🤖 AI Summary
To address the CPU real-time performance bottleneck in multi-channel sound source localization (SSL) for embedded robotic auditory systems—caused by computationally intensive matrix operations—this paper proposes a full-stack GPU acceleration framework for the GSVD-MUSIC algorithm. It presents the first end-to-end GPU-accelerated implementation of the HARK framework on both embedded (Jetson AGX Orin) and server-grade (NVIDIA A100) platforms. Leveraging CUDA-optimized kernels, parallelized generalized singular value decomposition (GSVD), and tightly coupled MUSIC-based direction-of-arrival estimation, the design overcomes traditional CPU limitations.
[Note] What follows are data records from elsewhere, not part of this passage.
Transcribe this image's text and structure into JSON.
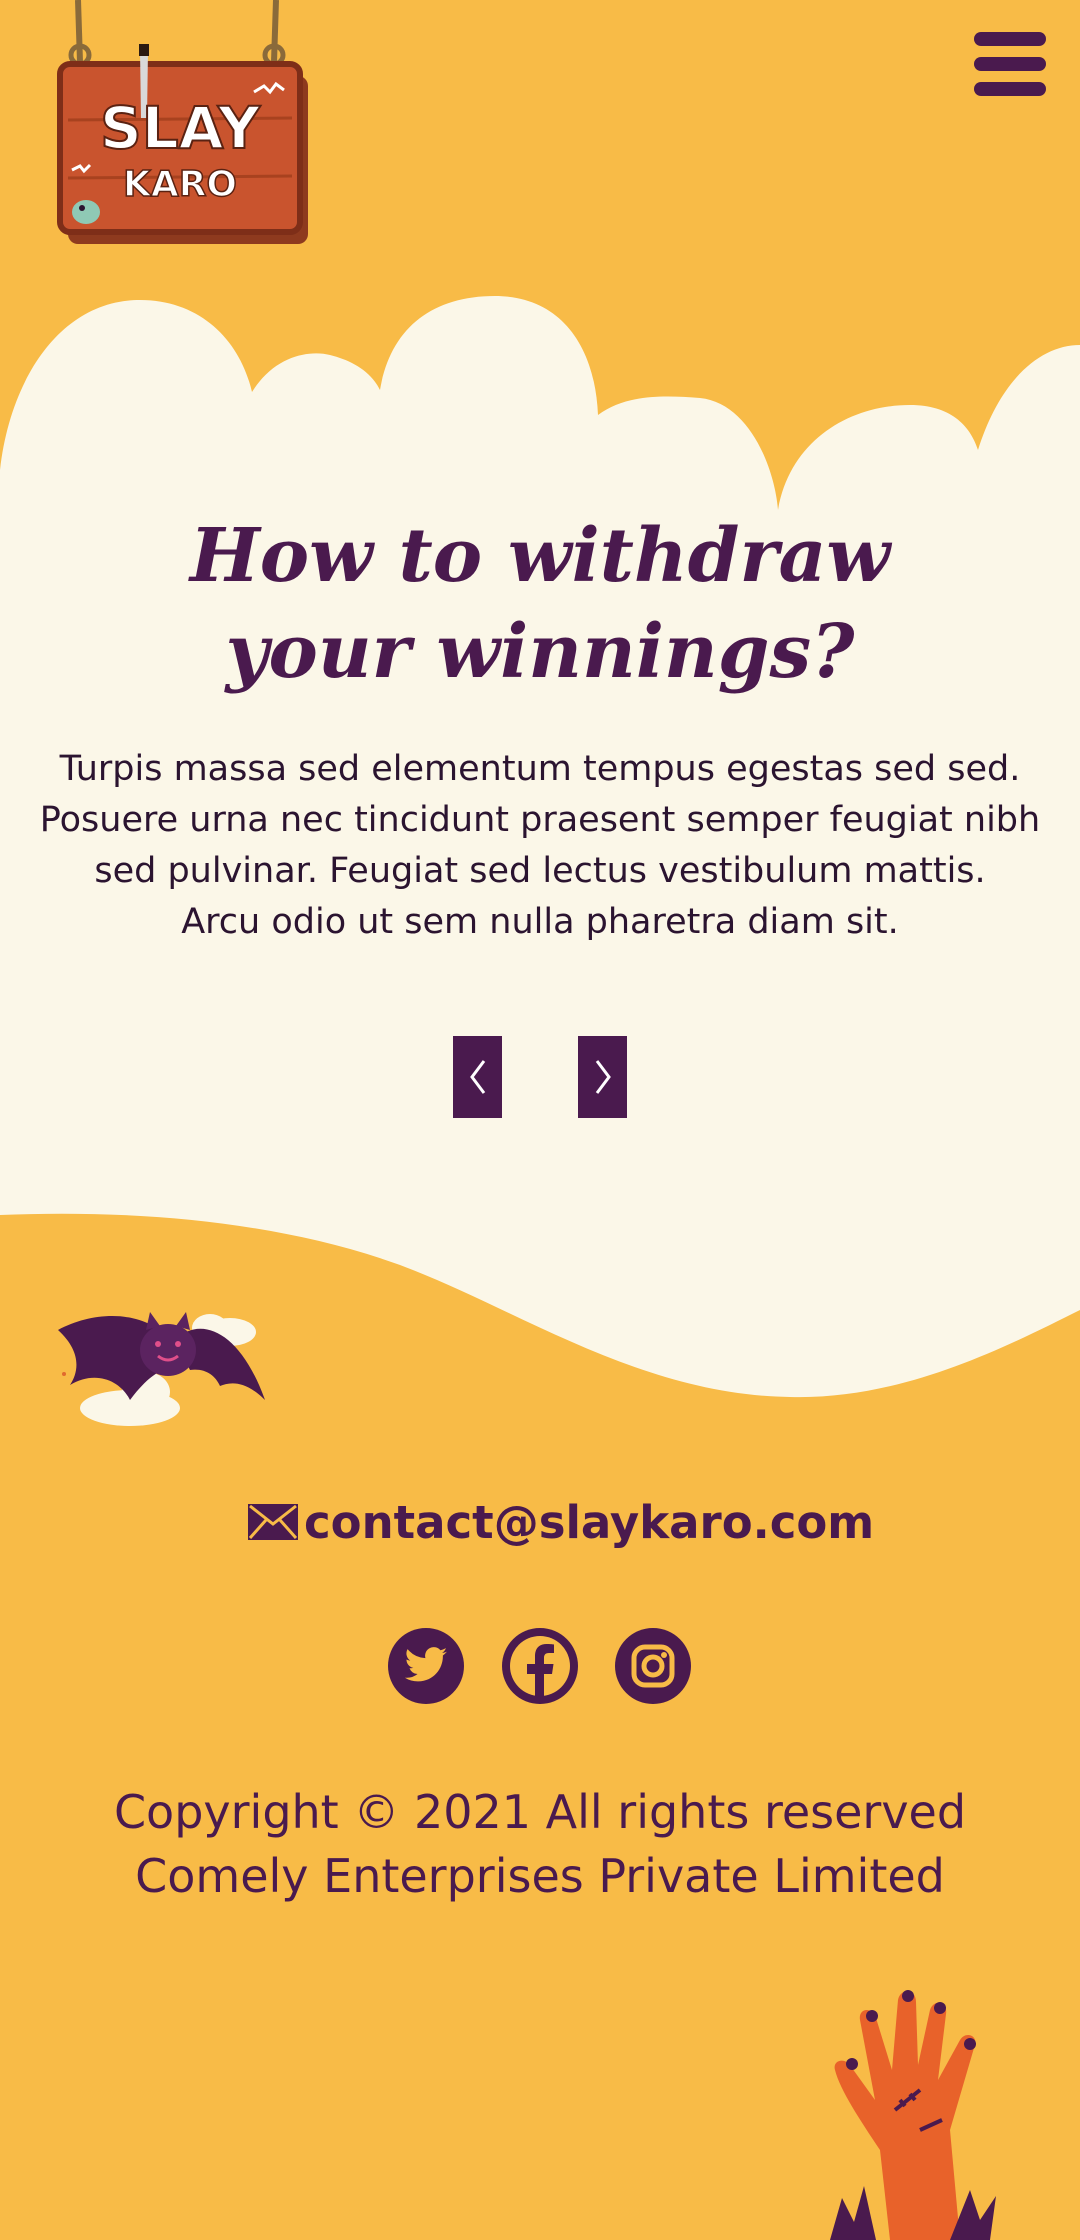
{
  "header": {
    "logo_line1": "SLAY",
    "logo_line2": "KARO",
    "menu_icon": "hamburger-menu-icon"
  },
  "hero": {
    "title_line1": "How to withdraw",
    "title_line2": "your winnings?",
    "paragraph_lines": [
      "Turpis massa sed elementum tempus egestas sed sed.",
      "Posuere urna nec tincidunt praesent semper feugiat nibh",
      "sed pulvinar. Feugiat sed lectus vestibulum mattis.",
      "Arcu odio ut sem nulla pharetra diam sit."
    ],
    "prev_icon": "chevron-left-icon",
    "next_icon": "chevron-right-icon"
  },
  "footer": {
    "email_icon": "envelope-icon",
    "email": "contact@slaykaro.com",
    "social": [
      {
        "name": "twitter",
        "icon": "twitter-icon"
      },
      {
        "name": "facebook",
        "icon": "facebook-icon"
      },
      {
        "name": "instagram",
        "icon": "instagram-icon"
      }
    ],
    "copyright_line1": "Copyright © 2021 All rights reserved",
    "copyright_line2": "Comely Enterprises Private Limited"
  },
  "colors": {
    "background": "#F8BB47",
    "cream": "#FBF7E8",
    "primary": "#4A1A4E",
    "sign_wood": "#C9542E"
  }
}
Experimental results show speedups of 4645.1× for GSVD and 8.8× for the entire SSL module on Jetson AGX Orin, and 2223.4× for GSVD and 8.95× end-to-end on A100. The system enables real-time SSL with up to 60-channel microphone arrays. This work establishes a scalable, high-efficiency computational paradigm for high-accuracy, large-scale auditory perception on resource-constrained platforms.
📝 Abstract
Robot audition, encompassing Sound Source Localization (SSL), Sound Source Separation (SSS), and Automatic Speech Recognition (ASR), enables robots and smart devices to acquire auditory capabilities similar to human hearing. Despite their wide applicability, processing multi-channel audio signals from microphone arrays in SSL involves computationally intensive matrix operations, which can hinder efficient deployment on Central Processing Units (CPUs), particularly in embedded systems with limited CPU resources. This paper introduces a GPU-based implementation of SSL for robot audition, utilizing the Generalized Singular Value Decomposition-based Multiple Signal Classification (GSVD-MUSIC), a noise-robust algorithm, within the HARK platform, an open-source software suite. For a 60-channel microphone array, the proposed implementation achieves significant performance improvements. On the Jetson AGX Orin, an embedded device powered by an NVIDIA GPU and ARM Cortex-A78AE v8.2 64-bit CPUs, we observe speedups of 4645.1x for GSVD calculations and 8.8x for the SSL module, while speedups of 2223.4x for GSVD calculation and 8.95x for the entire SSL module on a server configured with an NVIDIA A100 GPU and AMD EPYC 7352 CPUs, making real-time processing feasible for large-scale microphone arrays and providing ample capacity for real-time processing of potential subsequent machine learning or deep learning tasks.